A simple React function component without MVU (source):
module Dashboard
open Feliz
let render = React.functionComponent(fun () ->
let context = React.useContext AppContext.instance
Html.textf "Welcome, %s! " context.Session.User
)
A more sophisticated component with some internal logic that is worth to be implemented following MVU (source):
module Login
type private State =
{ UserName: string
Password: string
Error: string option }
type private Msg =
| UserNameSet of string
| PasswordSet of string
| StartLogin of AppContext.ContextData
| LoginFailed of string
| LoginCompleted
let private init() = { UserName = ""; Password = ""; Error = None }, Cmd.none
let private updateSession (context: AppContext.ContextData) user =
context.SetSession({ context.Session with User = user })
LoginCompleted
let private validateCredentials context state =
if state.UserName = "user" && state.Password = "test" then
state, Cmd.ofMsg (updateSession context state.UserName)
else
state, Cmd.ofMsg (LoginFailed "Oops, user name or password are incorrect.")
let private update msg state =
match msg with
| UserNameSet userName -> { state with UserName = userName }, Cmd.none
| PasswordSet password -> { state with Password = password }, Cmd.none
| StartLogin context -> validateCredentials context state
| LoginFailed error -> { state with Error = Some(error) }, Cmd.none
| LoginCompleted -> state, AuthenticatedUrl.Dashboard.Navigate()
let render = React.functionComponent(fun () ->
let state, dispatch = React.useElmish(init, update, [| |])
let context = React.useContext AppContext.instance
Html.div [
Html.div [
prop.text state.Error.Value
prop.hidden state.Error.IsNone
]
Html.input [
prop.type'.text
prop.placeholder "User name"
prop.onChange (UserNameSet >> dispatch)
]
Html.input [
prop.type'.password
prop.placeholder "Password"
prop.onChange (PasswordSet >> dispatch)
]
Html.button [
prop.onClick (fun _ -> dispatch (StartLogin context))
prop.text "Get in"
]
]
)
What you will obviously lose that way is the advantages of a single application-wide message loop.
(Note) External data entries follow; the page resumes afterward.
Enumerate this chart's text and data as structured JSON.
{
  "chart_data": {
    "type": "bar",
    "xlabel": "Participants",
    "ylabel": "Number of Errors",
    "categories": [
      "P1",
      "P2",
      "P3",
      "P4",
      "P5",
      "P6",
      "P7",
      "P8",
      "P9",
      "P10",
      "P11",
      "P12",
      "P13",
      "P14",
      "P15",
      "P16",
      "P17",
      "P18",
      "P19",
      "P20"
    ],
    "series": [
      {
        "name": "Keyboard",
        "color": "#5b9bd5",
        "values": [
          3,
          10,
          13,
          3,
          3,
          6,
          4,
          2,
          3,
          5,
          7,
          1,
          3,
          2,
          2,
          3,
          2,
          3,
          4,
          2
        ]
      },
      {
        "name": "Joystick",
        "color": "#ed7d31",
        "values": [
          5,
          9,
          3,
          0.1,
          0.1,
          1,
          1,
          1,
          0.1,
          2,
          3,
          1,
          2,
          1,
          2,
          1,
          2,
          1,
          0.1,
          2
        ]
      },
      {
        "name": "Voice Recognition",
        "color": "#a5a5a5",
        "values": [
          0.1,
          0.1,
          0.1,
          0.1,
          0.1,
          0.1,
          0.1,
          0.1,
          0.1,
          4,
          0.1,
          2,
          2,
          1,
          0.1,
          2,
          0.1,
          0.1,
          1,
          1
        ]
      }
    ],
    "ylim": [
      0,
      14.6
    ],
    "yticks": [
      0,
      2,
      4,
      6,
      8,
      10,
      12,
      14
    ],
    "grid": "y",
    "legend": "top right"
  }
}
You will need to find alternative measures to communicate between parents and their children, or different components at different places at the tree. But when you came this far, you for sure will find a suitable solution for that, too (hint: in the sample above, React Context was used).
Model-View-Update is a powerful concept, but it's far from perfect when applied in real-world applications. Whether or not this becomes a problem for you depends on what you are willing to make compromises for. No surprise, there is no free lunch.